Tant il est vrai que la paix domestique vaut bien quelques silences. Tant il est vrai que la vérité n'est pas forcément synonyme de franchise...
Vous trouverez peut-être que ça n'est pas une confidence, cette question de milieu, parce que ça concerne tout le monde, mais justement, pour moi, une confidence, c'est une histoire que l'on garde pour soi parce qu'elle concerne tout le monde. Si elle ne concernait pas tout le monde, on n'aurait pas besoin de la garder pour soi.
J'ai aussi lu des bouquins sur la passion, la jalousie, c'est comme ça que je suis tombée sur "L'Occupation" , le livre d'Annie Ernaux.
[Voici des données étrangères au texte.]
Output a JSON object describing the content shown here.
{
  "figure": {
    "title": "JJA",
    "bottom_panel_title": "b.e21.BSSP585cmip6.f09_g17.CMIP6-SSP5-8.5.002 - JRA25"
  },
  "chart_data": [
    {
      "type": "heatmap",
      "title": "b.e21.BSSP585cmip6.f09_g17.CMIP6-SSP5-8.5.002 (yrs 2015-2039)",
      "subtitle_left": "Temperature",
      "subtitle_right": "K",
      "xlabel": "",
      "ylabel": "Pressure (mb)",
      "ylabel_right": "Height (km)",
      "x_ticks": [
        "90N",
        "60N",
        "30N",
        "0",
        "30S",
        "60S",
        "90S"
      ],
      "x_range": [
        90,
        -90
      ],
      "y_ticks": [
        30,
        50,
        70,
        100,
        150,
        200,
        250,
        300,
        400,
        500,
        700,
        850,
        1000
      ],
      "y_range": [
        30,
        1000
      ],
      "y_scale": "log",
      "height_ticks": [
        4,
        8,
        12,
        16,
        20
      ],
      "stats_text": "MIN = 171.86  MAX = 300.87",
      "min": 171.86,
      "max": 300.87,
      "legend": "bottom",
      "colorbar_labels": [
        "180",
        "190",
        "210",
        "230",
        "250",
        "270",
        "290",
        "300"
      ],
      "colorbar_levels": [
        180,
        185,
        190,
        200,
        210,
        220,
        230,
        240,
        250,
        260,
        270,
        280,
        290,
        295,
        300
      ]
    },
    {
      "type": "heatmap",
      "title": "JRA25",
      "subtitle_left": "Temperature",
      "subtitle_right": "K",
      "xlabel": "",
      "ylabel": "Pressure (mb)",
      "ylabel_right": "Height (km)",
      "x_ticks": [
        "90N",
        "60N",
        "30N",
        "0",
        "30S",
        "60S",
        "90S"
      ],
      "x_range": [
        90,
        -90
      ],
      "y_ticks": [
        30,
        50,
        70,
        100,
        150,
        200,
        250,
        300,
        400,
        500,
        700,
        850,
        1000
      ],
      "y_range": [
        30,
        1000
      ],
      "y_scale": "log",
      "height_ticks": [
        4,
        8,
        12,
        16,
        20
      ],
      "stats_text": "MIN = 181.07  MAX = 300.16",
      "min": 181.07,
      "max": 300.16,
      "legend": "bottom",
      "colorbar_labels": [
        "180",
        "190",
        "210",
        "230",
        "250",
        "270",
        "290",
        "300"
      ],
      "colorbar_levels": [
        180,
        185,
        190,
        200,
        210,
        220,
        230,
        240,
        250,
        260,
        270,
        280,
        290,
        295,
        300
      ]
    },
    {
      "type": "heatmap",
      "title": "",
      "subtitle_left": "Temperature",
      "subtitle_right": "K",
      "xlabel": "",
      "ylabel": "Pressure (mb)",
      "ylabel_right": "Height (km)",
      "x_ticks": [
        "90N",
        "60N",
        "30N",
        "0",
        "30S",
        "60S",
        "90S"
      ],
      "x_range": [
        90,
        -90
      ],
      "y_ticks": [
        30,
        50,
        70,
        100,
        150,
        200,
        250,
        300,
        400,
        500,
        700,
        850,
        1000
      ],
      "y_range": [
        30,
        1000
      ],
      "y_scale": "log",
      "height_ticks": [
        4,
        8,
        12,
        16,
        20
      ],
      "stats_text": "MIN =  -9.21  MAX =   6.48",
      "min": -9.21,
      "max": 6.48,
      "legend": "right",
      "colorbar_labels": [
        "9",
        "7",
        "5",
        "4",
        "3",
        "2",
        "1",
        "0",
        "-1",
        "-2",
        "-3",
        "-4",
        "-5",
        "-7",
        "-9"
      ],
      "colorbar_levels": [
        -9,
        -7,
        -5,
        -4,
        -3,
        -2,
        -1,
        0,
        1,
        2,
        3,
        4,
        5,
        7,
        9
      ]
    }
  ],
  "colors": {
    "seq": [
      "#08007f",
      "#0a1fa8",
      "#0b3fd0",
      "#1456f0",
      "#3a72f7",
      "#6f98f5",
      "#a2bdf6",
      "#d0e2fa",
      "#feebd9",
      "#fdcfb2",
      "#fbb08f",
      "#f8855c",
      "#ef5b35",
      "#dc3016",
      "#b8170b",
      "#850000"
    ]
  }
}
Punaise ! Elle n'y va pas avec le dos de la cuillère, Annie Ernaux, mais dans ce texte, elle écrit qu'elle s'est interdit ça, les fétiches, les mauvais sorts. Elle avait été tentée, mais elle avait résisté. Elle ne voulait pas s'abaisser jusque-là, elle trouvait ça crétin, ou débile, je ne sais plus, alors je me suis ressaisie. J'ai recopié plusieurs fois le passage en question, comme si le stylo pouvait remplacer les aiguilles à tapisserie. A la fin, j'étais décidée.
Je froisse le papier et il me semble que c'est elle que j'écrase sous mes doigts. Un petit elle déshydraté, comme une feuille morte, une souris qui aurait séché derrière le frigo.